Die Börsenregeln für Aktiengeschäfte folgen scheinbar einer einfachen Logik: Gute Nachrichten locken Käufer an und lösen steigende Kurse aus, schlechte Botschaften vergraulen Anleger, die Kurse fallen. Wenn zum Beispiel Porsche beim VW-Konzern einsteigt und wie 2008 massenhaft Aktien kauft, dann ist das ein Fressen für die sogenannten Märkte. Sie ziehen hemmungslos mit. Angebot und Nachfrage bestimmen den Preis, genauer: den Börsenkurs. Diese Formel lernen wir bereits in der Schule. Viele Finanz- und Wirtschaftsjournalisten pauken uns den wie in Stein gemeißelten Grundsatz täglich im Fernsehen, Radio, Internet und in den Printmedien ein.

Kein Wunder, dass auch die Justiz – hier die Stuttgarter Staatsanwaltschaft – an ein Gesetz der Märkte glaubt. Aus dem Lot gerät dieses Regelwerk indes nur, wenn Manager sträflich falsch informieren oder wichtige Nachrichten unterlassen. Wenn solche Spitzbuben gegen die Marktmechanismen verstoßen, müssen sie bestraft werden. Im früheren Porsche-Boss Wendelin Wiedeking und im Ex-Finanzchef Holger Härter glaubten die Stuttgarter Kläger, gefährliche Störenfriede gefasst zu haben. Beide sollen böswillig Marktmanipulation betrieben und den VW-Aktienkurs steil nach oben getrieben haben.

Börsendealer verbrannten sich an VW die Finger – und viel Geld

Dieser Vorwurf war ganz im Sinne jener milliardenschweren, international agierenden Hedge- und Investitionsfonds. Die Finanzakrobaten fühlen sich von dem Vorstandsduo bei ihren VW-Engagements betrogen, weil sie nicht rechtzeitig und umfassend über Porsches Aktivitäten bei Volkswagen informiert wurden. Am Ende verbrannten sich die Börsendealer die Finger und Milliardensummen.

Ab in den Kerker mit den Spielverderbern und die Börsenwelt ist wieder heil? Keinesfalls! Die angeblich festen Regeln folgende Geschäftemacherei ist in Wahrheit undurchsichtig, hinterhältig und verlogen. Das offenbart einmal mehr der Prozess gegen die Ex-Porsche-Manager Wiedeking und Härter. Es ist nämlich kinderleicht, die Chefs einer Aktiengesellschaft der Falschinformation zu bezichtigen. Die Kläger stellen sich einfach dumm – weil uninformiert –, und schon dreht sich die Beweislast um.

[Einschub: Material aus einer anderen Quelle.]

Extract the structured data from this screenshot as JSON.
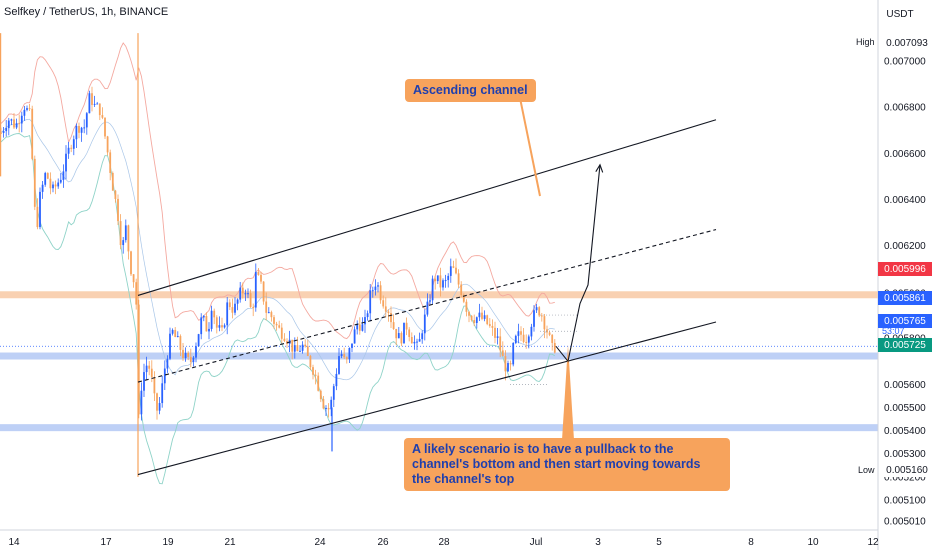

Die beschuldigten Bosse müssen nun beweisen, dass sie regelgerecht informiert haben. Sündhaft teure Anwaltskanzleien – möglichst mit Referenzadressen wie New York, London und Singapur im Briefkopf – sind darauf spezialisiert, entsprechende Klagen zu konstruieren. Je großkotziger die globalisierten Advokaten auftrumpfen, umso imposanter wirken ihre Schriftsätze bei Staatsanwälten und Richtern in der Provinz. Genug Geld für Megaprozesse besitzen die riesigen Zockerbuden allemal, zumal Prozessieren ein wichtiger Teil ihres Spekulationsmodells ist. Geht ein Zockerspiel verloren wie im Fall VW-Porsche, versuchen die Fonds ihr Glück vor Gericht – Monopoly mit Gewinngarantie. In einigen Fällen sprachen ihnen Richter tatsächlich hohe Summen an Schadensersatz zu, besonders im angloamerikanischen Raum.

Diese paradiesische Aussicht verleitet die Börsenspieler zu grenzenlos riskanten Einsätzen. So spekulierten die Fonds beim Übernahmepoker Porsche-VW nicht etwa auf steigende Kurse – was angesichts des Kaufs von VW-Aktien durch den Sportwagenbauer anzunehmen gewesen wäre –, sondern auf fallende. Sie erwarben Optionsrechte (Verkaufs- oder Put-Optionen) mit dem Hintergedanken, dass der Porsche-Deal platzen könnte. Die damals verlockend billigen Optionen mussten im Oktober 2008 zu einem bestimmten Wert eingelöst werden. Wären die VW-Aktien bis zum entsprechenden Zeitpunkt tatsächlich gefallen, hätten die Spekulanten bei ihrem Coup gewaltige Gewinne abgeräumt.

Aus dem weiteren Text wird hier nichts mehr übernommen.